Les Algériens boudent massivement les urnes

Dans un pays où le chaos a gagné tous les secteurs, l’organisation des élections législatives anticipées imposées par le régime pour se donner une légitimité est un pari très risqué pour le pouvoir en place, au regard de la montée de la contestation, incarnée par le mouvement populaire inédit le  Hirak.

Samedi 12 juin, la sanction des urnes ne s’est pas fait attendre. Outre le fiasco retentissant qu’a subi le pouvoir à travers un taux d’abstention record, avec un boycott de ce rendez-vous par plus de 70 % du corps électoral, ces élections se sont transformées en mascarade.

Une débâcle pour un système gangrené et qui a toujours préféré ne pas regarder la réalité en face.

Résultat : une élection sans électeurs ni partis politiques, et un taux de participation d’à peine 15% à 16H00 . Pari perdu par le régime, légitimité battue en brèche et feuille de route rejetée par des Algériens excédés.

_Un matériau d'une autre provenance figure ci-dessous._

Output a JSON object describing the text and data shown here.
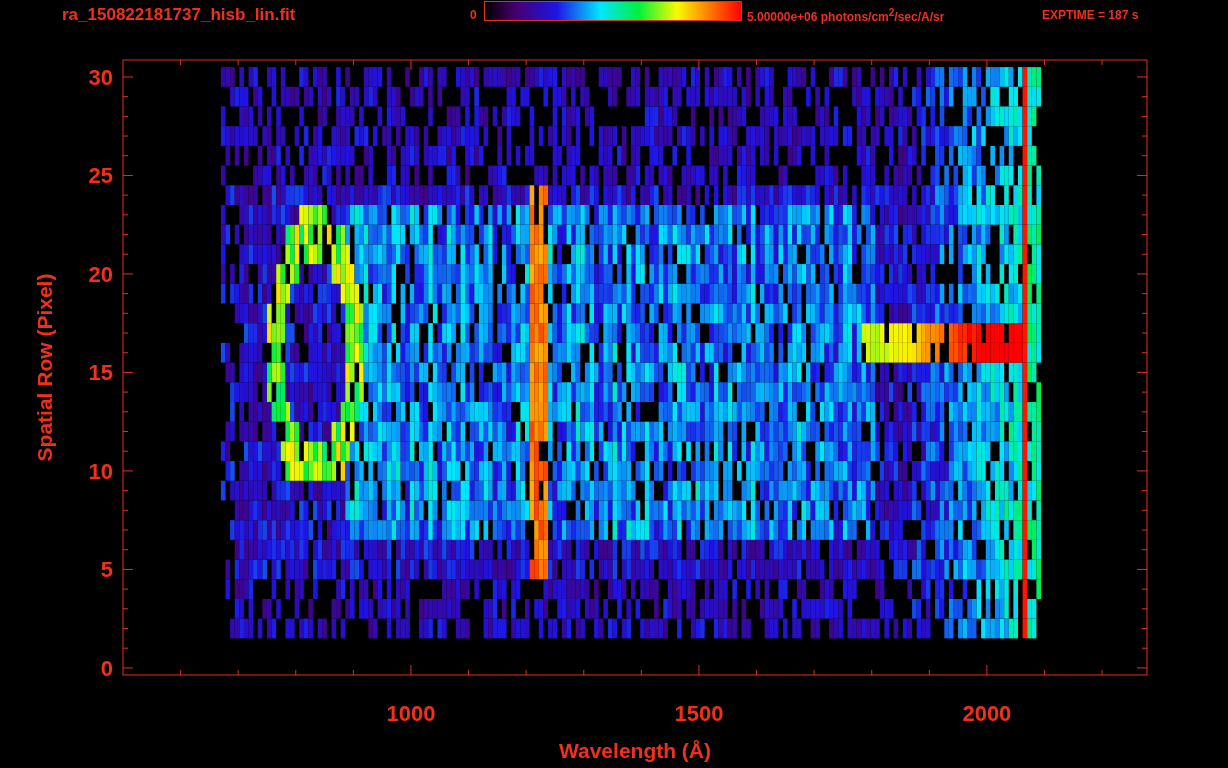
{
  "header": {
    "filename": "ra_150822181737_hisb_lin.fit",
    "colorbar_min": "0",
    "colorbar_max": "5.00000e+06 photons/cm$^{2}$/sec/A/sr",
    "exptime": "EXPTIME = 187 s"
  },
  "plot": {
    "xlabel": "Wavelength (Å)",
    "ylabel": "Spatial Row (Pixel)",
    "xticks": [
      "1000",
      "1500",
      "2000"
    ],
    "yticks": [
      "30",
      "25",
      "20",
      "15",
      "10",
      "5",
      "0"
    ]
  }
}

Ne prenant pas acte de la détermination du mouvement Hirak et de la résolution des partis de l’opposition, le pouvoir en place a pris une véritable raclée.

Le spectacle dominant devant les bureaux de vote était la désolation. Ces élections législatives anticipées ont été boudées et massivement rejetées.

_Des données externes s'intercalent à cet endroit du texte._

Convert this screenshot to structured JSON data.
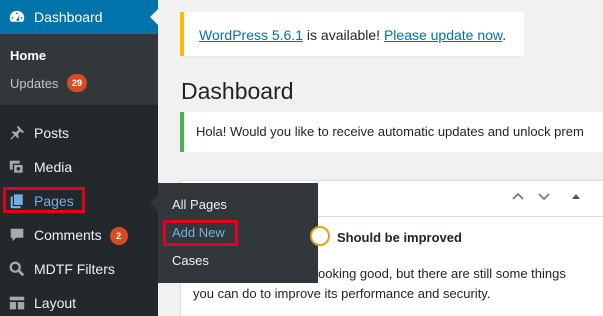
{
  "sidebar": {
    "dashboard": {
      "label": "Dashboard",
      "icon": "dashboard-icon"
    },
    "submenu": {
      "home": "Home",
      "updates": "Updates",
      "updates_count": "29"
    },
    "items": [
      {
        "label": "Posts",
        "icon": "pin-icon"
      },
      {
        "label": "Media",
        "icon": "media-icon"
      },
      {
        "label": "Pages",
        "icon": "pages-icon"
      },
      {
        "label": "Comments",
        "icon": "comment-icon",
        "count": "2"
      },
      {
        "label": "MDTF Filters",
        "icon": "search-icon"
      },
      {
        "label": "Layout",
        "icon": "layout-icon"
      }
    ],
    "flyout": [
      "All Pages",
      "Add New",
      "Cases"
    ]
  },
  "notices": {
    "update": {
      "version_link": "WordPress 5.6.1",
      "middle": " is available! ",
      "action_link": "Please update now",
      "end": "."
    },
    "info": "Hola! Would you like to receive automatic updates and unlock prem"
  },
  "main": {
    "title": "Dashboard"
  },
  "site_health": {
    "status": "Should be improved",
    "line1": "ooking good, but there are still some things",
    "line2": "you can do to improve its performance and security."
  },
  "colors": {
    "accent": "#0073aa",
    "highlight_box": "#e2001a",
    "badge": "#d54e21"
  }
}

Le scénario du pire que le régime redoutait le plus a fini par se produire et la mascarade a tourné dans plusieurs régions au vinaigre. S’il n’y a pas eu de vote dans plusieurs communes de la wilaya de Bouira, ailleurs plusieurs centres de vote ont été saccagés.

 

“A Béjaïa, 17 centres de vote ont ouvert le matin sur les 500 dans les 52 communes. A 11h00, il ne restait que deux bureaux ouverts. A 14h00 l’ensemble des bureaux étaient fermés”, selon les ONGs sur place.

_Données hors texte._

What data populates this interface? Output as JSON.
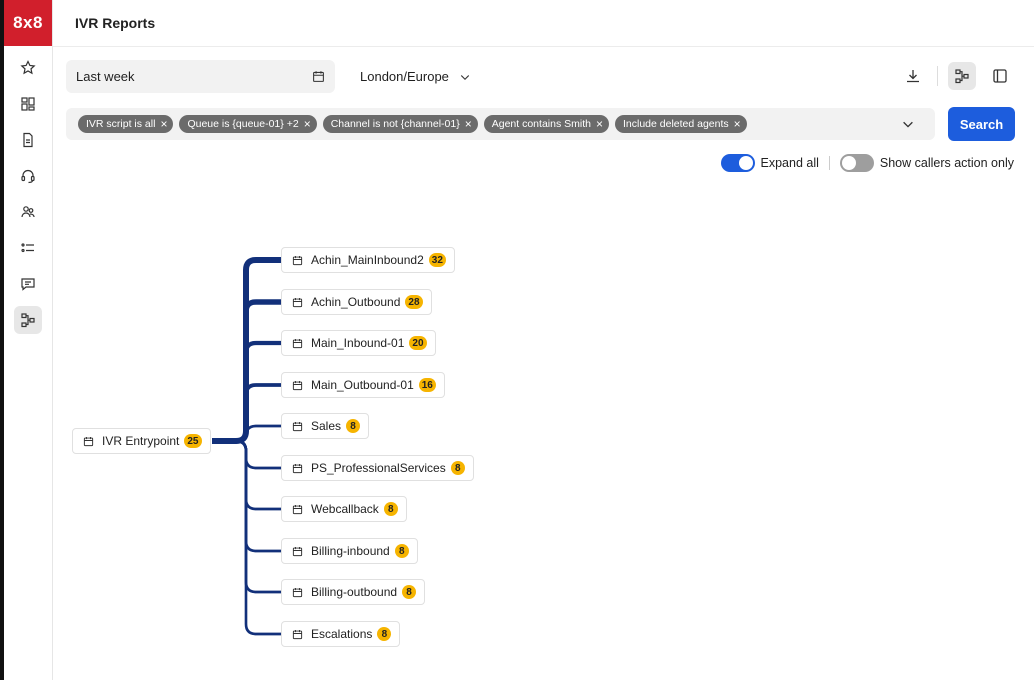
{
  "app": {
    "logo": "8x8",
    "title": "IVR Reports"
  },
  "sidebar": {
    "items": [
      {
        "icon": "star-icon"
      },
      {
        "icon": "dashboard-icon"
      },
      {
        "icon": "document-icon"
      },
      {
        "icon": "headset-icon"
      },
      {
        "icon": "users-icon"
      },
      {
        "icon": "list-icon"
      },
      {
        "icon": "chat-icon"
      },
      {
        "icon": "ivr-flow-icon",
        "active": true
      }
    ]
  },
  "filters": {
    "date_range": "Last week",
    "timezone": "London/Europe",
    "chips": [
      "IVR script is all",
      "Queue is {queue-01} +2",
      "Channel is not {channel-01}",
      "Agent contains Smith",
      "Include deleted agents"
    ],
    "search_label": "Search"
  },
  "toggles": {
    "expand_all": {
      "label": "Expand all",
      "on": true
    },
    "callers_only": {
      "label": "Show callers action only",
      "on": false
    }
  },
  "tree": {
    "root": {
      "label": "IVR Entrypoint",
      "count": "25"
    },
    "children": [
      {
        "label": "Achin_MainInbound2",
        "count": "32"
      },
      {
        "label": "Achin_Outbound",
        "count": "28"
      },
      {
        "label": "Main_Inbound-01",
        "count": "20"
      },
      {
        "label": "Main_Outbound-01",
        "count": "16"
      },
      {
        "label": "Sales",
        "count": "8"
      },
      {
        "label": "PS_ProfessionalServices",
        "count": "8"
      },
      {
        "label": "Webcallback",
        "count": "8"
      },
      {
        "label": "Billing-inbound",
        "count": "8"
      },
      {
        "label": "Billing-outbound",
        "count": "8"
      },
      {
        "label": "Escalations",
        "count": "8"
      }
    ]
  },
  "colors": {
    "brand": "#d11f2c",
    "accent": "#1d5ddd",
    "badge": "#f6b400",
    "tree_line": "#12307a"
  }
}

Des échauffourées ont même opposé des manifestants aux forces de l’ordre dans les villes de Haizer et El Esnam, et autour des bureaux de vote en Kabylie.

Dans cette région frondeuse, de nombreux bureaux de vote ont été fermés et des images de bulletins de vote jetés en pleine rue ont largement circulé sur les réseaux sociaux.

Fidèle à son approche répressive, le régime vert kaki a procédé à plusieurs interpellations qui ont eu lieu à Alger, Boumerdès, Béjaïa et Tizi Ouzou, selon le Comité national pour la libération des détenus (CNLD).

Ce grave virage ne saurait surprendre. Les autorités se sont efforcées ces derniers mois d’étouffer la contestation, interdisant les manifestations et multipliant les interpellations et les poursuites judiciaires visant opposants, militants, journalistes et avocats. D’ailleurs, quelque 222 personnes sont actuellement incarcérées pour des faits en lien avec le Hirak et/ou les libertés individuelles.

Plusieurs partis de l’opposition, les démocrates notamment, qui se sont regroupés au sein des forces du Pacte de l’alternative démocratique, ont boycotté ces élections. Même si de nombreux observateurs se sont interrogés sur la légitimité qu’aura un scrutin sans les partis de l’opposition, le pouvoir en place ne semble pas s’offusquer outre mesure de la sanction des urnes.

 

Face à ce paysage désolant, le président Abdelmadjid Tebboune feint un optimisme béat . Avalant mal ce rejet massif, il a tenu quand même à affirmer : “Pour moi, le taux de participation n’a pas d’importance. Ce qui m’importe, c’est que ceux pour lesquels le peuple votent aient une légitimité suffisante“.

De quelle légitimité pourraient se prévaloir les futurs élus ? Quel rôle pourrait jouer une nouvelle assemblée, si ce n’est celui d’une simple boîte d’enregistrement ?

Avant les élections, le Hirak, qui réclame en vain un changement radical du “système” de gouvernance en place depuis l’indépendance (1962), avait dénoncé une “mascarade électorale” et “une fuite en avant” du régime. L’opposition laïque et de gauche a boycotté le scrutin.

Considéré comme une façade civile de l’institution militaire, le gouvernement s’est efforcé ces derniers mois d’étouffer la contestation, interdisant les manifestations et multipliant les interpellations et les poursuites judiciaires visant opposants, militants, journalistes et avocats.